Danach lohnt es sich nicht mehr, wieder ins Bett zu gehen. Ich lese noch ein wenig, packe meine Sachen ins Auto und fahre nach vorne an die Rezeption, um auszuchecken, denn heute abend will ich schon im Eungella National Park übernachten
Vorher erkunde ich aber noch das Cape auf einer zweistündigen Wanderung zum Andrews Point und genieße den Blick vom Twin Beach Lookout und vom Turtle Lookout.
Auf dem Weg zum Andrews Point Lookout, bin ich dann zu unaufmerksam, rutsche mit dem rechten Fuß weg, falle aufs linke Knie und habe neben einem klaffenden Loch in meiner langen Wanderhose auch eine hübsche Schürfwunde unter der Kniescheibe. Erschrocken hinke ich ein paar Schritte weiter und merke dann erleichtert, dass offenbar nichts schlimmes passiert ist. Das hätte gerade noch gefehlt! So nehme ich es als Warnung, künftig vorsichtiger zu sein. Und mache mir auf dem Rückweg Gedanken, ob ich meine einzige lange Wanderhose, die ich dabei habe, noch retten kann und warum ich ausgerechnet bei diesem Urlaub das kleine Notfall-Nähkit zwar auf meine Packliste gesetzt, aber im letzten Augenblick wieder gestrichen habe.
Wieder am Resort angekommen, unternehme ich einen letzten Strandspaziergang.

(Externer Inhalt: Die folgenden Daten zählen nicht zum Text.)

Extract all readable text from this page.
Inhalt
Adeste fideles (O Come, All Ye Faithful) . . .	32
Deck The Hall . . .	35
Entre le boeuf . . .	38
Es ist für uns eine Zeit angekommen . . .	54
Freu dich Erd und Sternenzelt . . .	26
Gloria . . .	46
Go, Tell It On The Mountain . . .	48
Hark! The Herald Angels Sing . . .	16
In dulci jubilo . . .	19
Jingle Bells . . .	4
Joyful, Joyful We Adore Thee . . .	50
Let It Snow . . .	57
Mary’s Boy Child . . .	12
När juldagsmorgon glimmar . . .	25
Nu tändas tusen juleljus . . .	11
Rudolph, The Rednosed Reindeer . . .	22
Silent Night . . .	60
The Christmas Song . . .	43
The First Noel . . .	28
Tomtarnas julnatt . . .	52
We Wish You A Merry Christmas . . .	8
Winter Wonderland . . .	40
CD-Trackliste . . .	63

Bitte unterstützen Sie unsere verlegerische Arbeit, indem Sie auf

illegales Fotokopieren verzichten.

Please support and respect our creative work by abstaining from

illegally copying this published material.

Schließlich verabschiede ich mich für die nächsten beiden Tage vom Meer und klettere in meinen kleinen Micra, mit dem ich zunächst noch den Parkplatz am kurzen Boardwalk in der Nähe ansteuere. Dann programmiere ich das Navi und mache mich auf den Weg zum Eungella Nationalpark. Auf dem Weg dorthin komme ich durch üppige Zuckerrohrfelder, sehe zumindest eine der Loks, die die Wagen mit der Ernte in die Sugar Mills bringen und halte schließlich auf Anraten meines Lonely Planet Reiseführers zu einem Mittagessen am Pinnacle Hotel an.
Gesättigt und mit neuen Kräften geht die Fahrt weiter, und zwar hinauf in die Berge. Die Schilder warnen vor einer very steep road – zurecht!

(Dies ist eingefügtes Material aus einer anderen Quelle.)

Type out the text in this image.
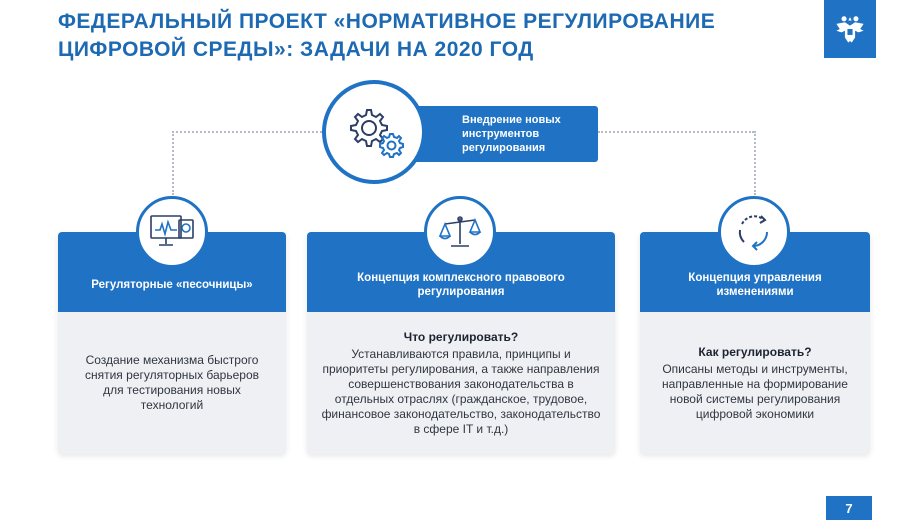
ФЕДЕРАЛЬНЫЙ ПРОЕКТ «НОРМАТИВНОЕ РЕГУЛИРОВАНИЕ
ЦИФРОВОЙ СРЕДЫ»: ЗАДАЧИ НА 2020 ГОД
Внедрение новых инструментов регулирования
Регуляторные «песочницы»
Создание механизма быстрого снятия регуляторных барьеров для тестирования новых технологий
Концепция комплексного правового регулирования
Что регулировать?
Устанавливаются правила, принципы и приоритеты регулирования, а также направления совершенствования законодательства в отдельных отраслях (гражданское, трудовое, финансовое законодательство, законодательство в сфере IT и т.д.)
Концепция управления изменениями
Как регулировать?
Описаны методы и инструменты, направленные на формирование новой системы регулирования цифровой экономики
7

Als ich gegen halb drei am Broken River Mountain Resort aus dem Auto klettere, ist es merklich kühler als unten im Pioneer Valley. Ich checke ein, bekomme auch den Schlüssel für die angemietete „Platypus Lodge“, muss aber noch fünfzehn Minuten warten, bis mein Zimmer fertig ist. Kein Problem, ich will mich sowieso erst mal umsehen. Ganz in der Nähe, nur etwa 100 Meter von der Anlage entfernt, fließt der Broken River, in dem man Platypusse, also Schnabeltiere, sehen kann. Normalerweise kommen sie zur Dämmerung aus ihrem Bau, so dass ich nicht damit rechne, sie zu sehen, als ich mich auf den Weg mache.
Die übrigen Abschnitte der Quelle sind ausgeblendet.